I haven't tested if the regex ever finishes, but...
Given your regexp
R.Expression:= '.+ (.+)\.(.+) GAGAL\.(.+)\. Sa.+ (.+) @';
And a string to match with over 4000 chars... => This regex will take very long (afaik).
Depending on how exactly the regex is implemented, this may go as follows (I have not verified this,
just an assumption / a guess).
=> That is, if the regex engine does not do any optimizations to the pattern.
.+ Will find every space (starting with the last) => This are over 300 spaces
=> The
entire rest of the regex, must run over 300 times (unless it matches a result)
(.+)\. Will find dots. => there are 216 dots.
=> Note that any dot that was found after the last space, will be found again after any other space.
So in the first of the above 300 loops, none may be found.
But going back for each of that 300 loops increasingly more dots are to be found, until all of them are found.

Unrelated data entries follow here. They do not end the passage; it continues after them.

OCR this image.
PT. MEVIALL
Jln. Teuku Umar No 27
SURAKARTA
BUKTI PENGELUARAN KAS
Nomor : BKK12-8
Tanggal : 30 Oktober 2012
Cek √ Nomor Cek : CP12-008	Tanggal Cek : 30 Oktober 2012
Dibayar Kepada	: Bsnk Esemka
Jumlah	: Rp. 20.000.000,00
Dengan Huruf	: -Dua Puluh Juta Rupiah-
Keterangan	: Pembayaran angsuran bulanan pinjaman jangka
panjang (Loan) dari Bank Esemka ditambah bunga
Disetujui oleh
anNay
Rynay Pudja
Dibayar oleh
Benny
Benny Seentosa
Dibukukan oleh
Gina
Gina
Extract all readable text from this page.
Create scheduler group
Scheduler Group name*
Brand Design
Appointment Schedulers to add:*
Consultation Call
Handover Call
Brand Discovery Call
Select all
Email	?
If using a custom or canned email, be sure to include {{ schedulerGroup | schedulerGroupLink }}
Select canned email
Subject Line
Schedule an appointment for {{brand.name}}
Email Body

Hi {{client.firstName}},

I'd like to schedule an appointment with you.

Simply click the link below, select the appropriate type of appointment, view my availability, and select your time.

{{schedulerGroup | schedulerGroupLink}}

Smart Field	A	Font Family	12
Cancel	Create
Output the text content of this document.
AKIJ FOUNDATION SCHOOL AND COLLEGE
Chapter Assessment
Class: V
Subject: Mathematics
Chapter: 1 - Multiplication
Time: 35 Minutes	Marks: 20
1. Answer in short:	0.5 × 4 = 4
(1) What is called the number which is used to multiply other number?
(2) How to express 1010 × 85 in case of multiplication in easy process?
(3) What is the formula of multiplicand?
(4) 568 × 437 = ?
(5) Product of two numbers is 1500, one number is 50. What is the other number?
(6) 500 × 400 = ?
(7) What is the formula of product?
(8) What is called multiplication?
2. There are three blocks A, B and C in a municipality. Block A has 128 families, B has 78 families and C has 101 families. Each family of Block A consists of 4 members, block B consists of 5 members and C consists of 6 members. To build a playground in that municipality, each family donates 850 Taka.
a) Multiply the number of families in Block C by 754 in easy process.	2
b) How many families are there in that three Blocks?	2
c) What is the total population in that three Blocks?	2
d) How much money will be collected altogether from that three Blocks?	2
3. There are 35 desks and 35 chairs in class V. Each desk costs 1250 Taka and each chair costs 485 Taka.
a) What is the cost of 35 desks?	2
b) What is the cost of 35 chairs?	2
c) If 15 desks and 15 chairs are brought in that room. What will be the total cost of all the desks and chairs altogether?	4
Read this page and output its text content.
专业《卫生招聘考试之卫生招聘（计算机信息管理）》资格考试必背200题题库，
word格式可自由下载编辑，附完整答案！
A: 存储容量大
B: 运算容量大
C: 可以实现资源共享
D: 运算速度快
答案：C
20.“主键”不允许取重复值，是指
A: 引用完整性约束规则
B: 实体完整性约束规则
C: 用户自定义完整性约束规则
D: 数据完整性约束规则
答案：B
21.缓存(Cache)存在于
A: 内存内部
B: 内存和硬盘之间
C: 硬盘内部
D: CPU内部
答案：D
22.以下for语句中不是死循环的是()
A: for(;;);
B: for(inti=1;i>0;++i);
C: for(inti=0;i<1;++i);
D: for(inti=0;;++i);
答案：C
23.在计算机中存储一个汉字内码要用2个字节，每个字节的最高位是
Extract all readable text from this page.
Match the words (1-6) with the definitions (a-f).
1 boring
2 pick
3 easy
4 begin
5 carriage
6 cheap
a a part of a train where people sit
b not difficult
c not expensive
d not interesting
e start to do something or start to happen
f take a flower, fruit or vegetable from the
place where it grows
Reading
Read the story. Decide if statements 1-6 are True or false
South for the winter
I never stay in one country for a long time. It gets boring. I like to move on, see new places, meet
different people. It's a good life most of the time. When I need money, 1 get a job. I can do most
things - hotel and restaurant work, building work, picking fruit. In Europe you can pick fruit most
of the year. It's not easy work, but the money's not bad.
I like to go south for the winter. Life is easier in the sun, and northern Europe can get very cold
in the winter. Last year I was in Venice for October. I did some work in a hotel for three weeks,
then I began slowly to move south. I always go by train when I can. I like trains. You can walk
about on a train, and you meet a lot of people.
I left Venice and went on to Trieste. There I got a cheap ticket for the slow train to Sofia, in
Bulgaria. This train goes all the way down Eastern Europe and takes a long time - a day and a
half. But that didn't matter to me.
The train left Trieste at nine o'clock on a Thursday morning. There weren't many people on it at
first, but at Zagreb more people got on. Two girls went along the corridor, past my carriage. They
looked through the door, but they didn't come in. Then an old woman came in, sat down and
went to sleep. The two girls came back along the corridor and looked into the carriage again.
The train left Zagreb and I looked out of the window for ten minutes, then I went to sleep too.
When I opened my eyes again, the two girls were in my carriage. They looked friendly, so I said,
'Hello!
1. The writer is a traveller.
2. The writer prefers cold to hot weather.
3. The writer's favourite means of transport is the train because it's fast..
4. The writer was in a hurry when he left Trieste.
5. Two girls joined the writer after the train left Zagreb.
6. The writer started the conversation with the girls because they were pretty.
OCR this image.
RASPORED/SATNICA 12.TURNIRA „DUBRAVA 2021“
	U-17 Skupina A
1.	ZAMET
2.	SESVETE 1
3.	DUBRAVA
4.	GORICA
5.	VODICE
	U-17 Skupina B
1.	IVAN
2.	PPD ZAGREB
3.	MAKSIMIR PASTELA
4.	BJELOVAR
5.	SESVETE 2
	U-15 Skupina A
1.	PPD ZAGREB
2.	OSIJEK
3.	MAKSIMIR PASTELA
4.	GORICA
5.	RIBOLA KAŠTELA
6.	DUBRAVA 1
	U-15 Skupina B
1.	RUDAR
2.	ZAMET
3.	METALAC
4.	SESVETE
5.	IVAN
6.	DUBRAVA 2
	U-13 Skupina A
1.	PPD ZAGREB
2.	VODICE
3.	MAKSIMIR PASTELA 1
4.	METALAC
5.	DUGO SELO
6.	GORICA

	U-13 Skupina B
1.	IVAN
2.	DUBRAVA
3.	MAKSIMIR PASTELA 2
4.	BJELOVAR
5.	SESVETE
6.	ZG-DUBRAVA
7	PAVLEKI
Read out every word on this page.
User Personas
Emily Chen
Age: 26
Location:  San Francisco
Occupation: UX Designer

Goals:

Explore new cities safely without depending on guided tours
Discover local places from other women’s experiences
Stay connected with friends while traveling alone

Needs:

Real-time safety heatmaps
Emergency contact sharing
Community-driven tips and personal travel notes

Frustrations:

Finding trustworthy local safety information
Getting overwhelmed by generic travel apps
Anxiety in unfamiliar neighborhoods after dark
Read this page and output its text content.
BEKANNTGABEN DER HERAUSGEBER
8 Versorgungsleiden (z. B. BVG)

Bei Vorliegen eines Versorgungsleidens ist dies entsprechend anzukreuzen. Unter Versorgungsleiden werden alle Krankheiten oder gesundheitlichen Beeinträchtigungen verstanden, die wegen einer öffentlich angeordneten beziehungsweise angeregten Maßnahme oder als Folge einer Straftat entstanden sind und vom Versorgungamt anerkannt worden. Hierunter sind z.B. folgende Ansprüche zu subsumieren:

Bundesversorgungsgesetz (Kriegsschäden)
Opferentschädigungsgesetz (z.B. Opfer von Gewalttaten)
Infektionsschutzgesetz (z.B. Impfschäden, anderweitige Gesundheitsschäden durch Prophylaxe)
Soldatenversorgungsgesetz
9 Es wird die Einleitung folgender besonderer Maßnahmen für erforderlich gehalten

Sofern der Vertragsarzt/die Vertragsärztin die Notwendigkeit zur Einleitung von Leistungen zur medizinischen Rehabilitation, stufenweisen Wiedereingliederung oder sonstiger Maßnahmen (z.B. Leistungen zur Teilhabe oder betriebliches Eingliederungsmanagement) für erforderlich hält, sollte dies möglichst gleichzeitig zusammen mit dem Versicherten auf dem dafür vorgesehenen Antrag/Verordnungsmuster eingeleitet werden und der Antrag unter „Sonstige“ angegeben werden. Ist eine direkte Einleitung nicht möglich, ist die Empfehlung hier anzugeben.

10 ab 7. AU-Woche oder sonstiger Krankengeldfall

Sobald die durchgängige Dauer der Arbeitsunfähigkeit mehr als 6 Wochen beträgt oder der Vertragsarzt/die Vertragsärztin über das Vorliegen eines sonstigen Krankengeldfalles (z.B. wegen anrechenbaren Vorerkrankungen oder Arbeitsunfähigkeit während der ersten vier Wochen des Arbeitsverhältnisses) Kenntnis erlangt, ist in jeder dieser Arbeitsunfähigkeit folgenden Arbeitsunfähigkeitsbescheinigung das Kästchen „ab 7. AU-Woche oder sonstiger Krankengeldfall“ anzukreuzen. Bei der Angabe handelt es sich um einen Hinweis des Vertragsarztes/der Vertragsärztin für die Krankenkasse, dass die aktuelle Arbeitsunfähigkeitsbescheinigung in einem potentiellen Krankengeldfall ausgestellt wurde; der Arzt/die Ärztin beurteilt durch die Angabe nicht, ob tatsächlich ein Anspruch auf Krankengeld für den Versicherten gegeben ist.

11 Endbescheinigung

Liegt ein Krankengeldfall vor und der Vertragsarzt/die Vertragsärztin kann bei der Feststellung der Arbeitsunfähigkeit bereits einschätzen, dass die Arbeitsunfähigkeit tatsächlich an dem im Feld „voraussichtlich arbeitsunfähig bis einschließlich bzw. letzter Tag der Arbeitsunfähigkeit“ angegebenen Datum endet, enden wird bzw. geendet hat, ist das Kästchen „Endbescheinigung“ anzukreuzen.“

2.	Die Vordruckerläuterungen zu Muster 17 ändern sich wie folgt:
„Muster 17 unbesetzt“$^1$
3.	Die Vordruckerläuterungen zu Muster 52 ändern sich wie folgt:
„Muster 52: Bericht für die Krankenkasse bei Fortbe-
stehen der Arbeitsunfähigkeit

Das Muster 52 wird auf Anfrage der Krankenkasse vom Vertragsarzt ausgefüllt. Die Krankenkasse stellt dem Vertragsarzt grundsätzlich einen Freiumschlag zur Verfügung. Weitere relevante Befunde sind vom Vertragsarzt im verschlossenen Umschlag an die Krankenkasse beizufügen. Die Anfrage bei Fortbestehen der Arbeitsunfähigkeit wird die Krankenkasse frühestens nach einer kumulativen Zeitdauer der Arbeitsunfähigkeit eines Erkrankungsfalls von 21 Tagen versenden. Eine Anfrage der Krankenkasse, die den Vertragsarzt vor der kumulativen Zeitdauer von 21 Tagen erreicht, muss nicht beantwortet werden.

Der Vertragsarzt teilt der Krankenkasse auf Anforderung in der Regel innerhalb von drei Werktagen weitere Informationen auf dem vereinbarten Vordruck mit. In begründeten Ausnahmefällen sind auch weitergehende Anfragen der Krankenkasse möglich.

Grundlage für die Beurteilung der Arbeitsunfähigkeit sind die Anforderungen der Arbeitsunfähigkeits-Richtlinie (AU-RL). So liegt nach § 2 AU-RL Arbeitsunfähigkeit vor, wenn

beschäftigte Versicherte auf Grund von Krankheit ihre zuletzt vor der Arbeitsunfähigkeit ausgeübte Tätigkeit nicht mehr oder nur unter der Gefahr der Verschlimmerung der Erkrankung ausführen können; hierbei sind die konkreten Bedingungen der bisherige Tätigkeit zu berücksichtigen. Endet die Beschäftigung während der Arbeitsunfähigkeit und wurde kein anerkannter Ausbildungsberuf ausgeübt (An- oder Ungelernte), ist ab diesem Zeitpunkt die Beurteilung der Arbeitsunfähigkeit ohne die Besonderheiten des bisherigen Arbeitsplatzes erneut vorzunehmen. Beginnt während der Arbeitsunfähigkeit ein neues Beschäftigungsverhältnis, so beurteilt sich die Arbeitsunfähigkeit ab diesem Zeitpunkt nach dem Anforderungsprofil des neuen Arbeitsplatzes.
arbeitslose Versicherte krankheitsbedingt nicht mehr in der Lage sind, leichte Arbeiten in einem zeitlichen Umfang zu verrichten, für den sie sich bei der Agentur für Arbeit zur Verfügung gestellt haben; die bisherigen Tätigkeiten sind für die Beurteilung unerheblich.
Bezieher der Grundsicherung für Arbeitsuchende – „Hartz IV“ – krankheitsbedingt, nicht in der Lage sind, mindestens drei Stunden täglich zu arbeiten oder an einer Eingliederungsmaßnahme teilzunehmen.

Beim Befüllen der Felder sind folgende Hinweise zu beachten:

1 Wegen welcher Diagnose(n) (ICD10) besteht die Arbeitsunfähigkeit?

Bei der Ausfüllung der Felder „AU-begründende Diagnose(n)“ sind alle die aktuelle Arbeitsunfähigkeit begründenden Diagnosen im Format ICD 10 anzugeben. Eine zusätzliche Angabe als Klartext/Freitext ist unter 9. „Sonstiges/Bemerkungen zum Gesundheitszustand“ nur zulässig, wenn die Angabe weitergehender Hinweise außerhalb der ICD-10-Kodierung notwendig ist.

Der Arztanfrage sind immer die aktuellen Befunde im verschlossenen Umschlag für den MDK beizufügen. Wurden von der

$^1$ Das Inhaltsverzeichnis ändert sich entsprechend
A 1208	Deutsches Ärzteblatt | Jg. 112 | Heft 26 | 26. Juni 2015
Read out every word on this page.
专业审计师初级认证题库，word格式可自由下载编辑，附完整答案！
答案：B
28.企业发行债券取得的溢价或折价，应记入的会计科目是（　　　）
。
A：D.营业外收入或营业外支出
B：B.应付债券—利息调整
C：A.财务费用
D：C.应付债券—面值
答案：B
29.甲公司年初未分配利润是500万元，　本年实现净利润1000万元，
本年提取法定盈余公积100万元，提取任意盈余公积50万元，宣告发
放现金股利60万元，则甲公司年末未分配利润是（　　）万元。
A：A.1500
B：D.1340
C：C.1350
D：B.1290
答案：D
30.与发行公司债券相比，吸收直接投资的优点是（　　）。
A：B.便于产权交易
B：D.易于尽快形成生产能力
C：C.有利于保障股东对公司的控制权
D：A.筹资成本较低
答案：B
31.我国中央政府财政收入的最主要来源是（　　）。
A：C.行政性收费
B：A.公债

=> Assuming an equal distribution (not checked), that makes an
average of 100 dots found, in each of the above 300 loops.
The rest of the regex therefore
runs 30000 times.
(.+) GAGAL\. <space>GAGAL does not exist. But that needs to be checked 30000 times on substring of your text.
Each substrings having a length between 1 and 4000, avg 2000.
=> so 30000 * 2000 comparisons are required to check this.
=> That are 60000000 =
60 million checks.
About optimizations: Perl's regex (which is highly optimized) scans the above in no time at all. However, only if case-sensitive.
Specifying the "i" modifier, and it takes forever too.